Emboli udara akibat yang paling serius dari barotrauma paru ascent adalah
masuknya gas dari alveoli ke sistem vena paru. Emboli gas terbawa ke jantung
dan kemudian masuk ke dalam sistem sirkulasi arterial sehingga menimbulkan
obstruksi emboli gas di pembuluh-pembuluh paru.2,3
Penyakit emboli gas yang biasa terjadi pada penyelaman dapat di akibatkan
karena naik ke permukaan dengan cepat. Dimana, interval diantara penyelaman
yang tidak tepat dapat menyebabkan mendadak timbulnya gejala akut karena
redistribusi vaskuler dari gelembung sehingga terjadi gangguan fungsi
pernafasan dan jantung.3
Emboli paru merupakan salah satu masalah kesehatan dengan insidensi yang masih
tinggi dan angka mortalitasnya cukup signifikan. Survei epidemiologis di
Amerika Serikat menunjukkan bahwa kira-kira terdapat 50.000 kasus penyakit ini
tiap tahunnya. Penelitian lebih lanjut menunjukkan bahwa kurang dari 10% pasien
emboli paru meninggal akibat penyakit ini. Emboli udara sedikit saja sudah
dapat menimbulkan gangguan serius. Kematian bisa terjadi terutama karena
sumbatan di pembuluh koroner atau cerebral.3
BAB II
TINJAUAN PUSTAKA
2.1
Terapi Oksigen Hiperbarik
2.1.1
Definisi
Terapi oksigen hiperbarik (HBOT) adalah terapi medis dalam suatu ruangan
menghisap oksigen tekanan tinggi (100%) atau pada tekanan barometer tinggi (hyperbaric
chamber) dengan tekanan lebih besar daripada 1 ATA.4
Tekanan 1 atmosfer (760 mmHg) adalah tekanan udara yang dialami oleh semua
benda, termasuk manusia, diatas permukaan laut, bersifat tetap dari semua
jurusan dan berada dalam keseimbangan.4
2.1.2
Hyperbaric chamber
Terapi oksigen hiperbarik pada suatu ruang hiperbarik (hyperbaric
chamber) yang dibedakan menjadi 2, yaitu:
- Monoplace
: pengobatan satu penderita
- Multiplace : pengobatan untuk beberapa penderita pada waktu bersamaan dengan bantuan
masker tiap pasiennya
Pasien dalam suatu ruangan menghirup oksigen 100% bertekanan tinggi >1
ATA. Tiap terapi diberikan selama 2-3 ATA, menghasilkan 6 ml oksigen terlarut
dalam 100 ml plasma, dan durasi rata-rata terapi 60-90 menit.
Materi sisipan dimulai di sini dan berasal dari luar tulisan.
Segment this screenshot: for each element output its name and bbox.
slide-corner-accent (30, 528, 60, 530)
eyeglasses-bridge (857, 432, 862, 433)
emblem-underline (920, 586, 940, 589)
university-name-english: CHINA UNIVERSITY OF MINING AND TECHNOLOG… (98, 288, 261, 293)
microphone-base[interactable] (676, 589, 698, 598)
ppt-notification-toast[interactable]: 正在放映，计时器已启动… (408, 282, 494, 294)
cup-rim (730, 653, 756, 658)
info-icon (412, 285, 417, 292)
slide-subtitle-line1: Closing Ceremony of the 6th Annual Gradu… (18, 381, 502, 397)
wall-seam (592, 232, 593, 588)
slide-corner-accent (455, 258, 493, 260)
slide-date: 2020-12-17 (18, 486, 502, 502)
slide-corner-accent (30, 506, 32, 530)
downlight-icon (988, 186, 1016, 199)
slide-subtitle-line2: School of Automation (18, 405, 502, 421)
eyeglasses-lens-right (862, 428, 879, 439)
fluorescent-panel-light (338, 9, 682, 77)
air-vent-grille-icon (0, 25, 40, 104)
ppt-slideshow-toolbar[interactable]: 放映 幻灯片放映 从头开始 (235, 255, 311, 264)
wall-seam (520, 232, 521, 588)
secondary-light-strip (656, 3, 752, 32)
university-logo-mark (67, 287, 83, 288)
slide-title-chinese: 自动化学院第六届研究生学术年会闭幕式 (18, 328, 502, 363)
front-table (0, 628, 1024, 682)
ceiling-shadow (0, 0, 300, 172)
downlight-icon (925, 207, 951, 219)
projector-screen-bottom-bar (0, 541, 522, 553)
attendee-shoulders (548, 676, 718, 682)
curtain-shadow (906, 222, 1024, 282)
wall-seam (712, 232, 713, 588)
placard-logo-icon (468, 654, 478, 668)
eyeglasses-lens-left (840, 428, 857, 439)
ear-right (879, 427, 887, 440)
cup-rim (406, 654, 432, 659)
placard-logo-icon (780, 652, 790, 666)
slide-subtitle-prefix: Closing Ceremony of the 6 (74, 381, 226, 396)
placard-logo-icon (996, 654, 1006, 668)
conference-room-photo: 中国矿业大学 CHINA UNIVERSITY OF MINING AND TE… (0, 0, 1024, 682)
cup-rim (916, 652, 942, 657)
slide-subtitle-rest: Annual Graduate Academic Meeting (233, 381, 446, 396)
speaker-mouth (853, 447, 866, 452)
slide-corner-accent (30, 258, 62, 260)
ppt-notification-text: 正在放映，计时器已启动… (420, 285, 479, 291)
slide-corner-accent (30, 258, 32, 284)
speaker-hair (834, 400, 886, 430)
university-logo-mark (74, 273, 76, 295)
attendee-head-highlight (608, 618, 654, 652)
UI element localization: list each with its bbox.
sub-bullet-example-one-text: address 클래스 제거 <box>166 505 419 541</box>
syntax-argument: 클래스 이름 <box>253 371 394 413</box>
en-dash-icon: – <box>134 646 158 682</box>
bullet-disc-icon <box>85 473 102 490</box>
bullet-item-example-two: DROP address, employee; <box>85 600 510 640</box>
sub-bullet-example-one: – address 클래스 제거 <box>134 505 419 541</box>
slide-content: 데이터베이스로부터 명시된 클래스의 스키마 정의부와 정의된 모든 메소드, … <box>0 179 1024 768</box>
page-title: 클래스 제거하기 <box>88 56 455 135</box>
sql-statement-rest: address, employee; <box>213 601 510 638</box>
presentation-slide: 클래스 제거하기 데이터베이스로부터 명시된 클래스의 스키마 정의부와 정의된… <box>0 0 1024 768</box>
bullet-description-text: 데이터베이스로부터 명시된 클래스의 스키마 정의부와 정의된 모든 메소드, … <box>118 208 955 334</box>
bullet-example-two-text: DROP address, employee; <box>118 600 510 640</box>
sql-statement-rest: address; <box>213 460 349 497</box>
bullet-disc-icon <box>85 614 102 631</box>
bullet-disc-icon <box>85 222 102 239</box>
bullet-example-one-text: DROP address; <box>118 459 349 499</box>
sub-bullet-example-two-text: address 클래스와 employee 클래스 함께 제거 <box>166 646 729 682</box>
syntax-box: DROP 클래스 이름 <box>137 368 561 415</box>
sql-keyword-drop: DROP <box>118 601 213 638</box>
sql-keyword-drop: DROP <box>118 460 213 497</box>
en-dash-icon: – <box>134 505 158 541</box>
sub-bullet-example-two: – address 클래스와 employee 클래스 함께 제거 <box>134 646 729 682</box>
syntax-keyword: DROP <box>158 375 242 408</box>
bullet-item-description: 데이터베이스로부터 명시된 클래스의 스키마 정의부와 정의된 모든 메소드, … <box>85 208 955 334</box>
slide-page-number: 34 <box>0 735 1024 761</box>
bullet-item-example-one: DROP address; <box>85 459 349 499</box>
Jumlah terapi
bergantung dari jenis penyakit. Untuk kasus akut sekitar 3-5 kali dan untuk
kasus kronik bisa mencapai 50-60 kali. Dosis yang digunakan pada perawatan
tidak boleh lebih dari 3 ATA karena tidak aman untuk pasien dan mempunyai efek
imunosupresif.
2.1.3
Fisiologi Terapi Oksigen Hiperbarik
Fisiologi terapi oksigen antara lain:4
- Dasar dari terapi hiperbarik menggunakan prinsip fisika.
- Udara yang kita hirup sehari-hari mengandung Nitrogen (N2) 79 % dan Oksigen (O2) 21%.
- Sedangkan pada terapi hiperbarik oksigen ruangan yang disediakan mengandung Oksigen (O2) 100%.
- Terapi hiperbarik juga berdasarkan teori fisika dasar dari hukum-hukum Dalton, Boyle, Charles dan Henry.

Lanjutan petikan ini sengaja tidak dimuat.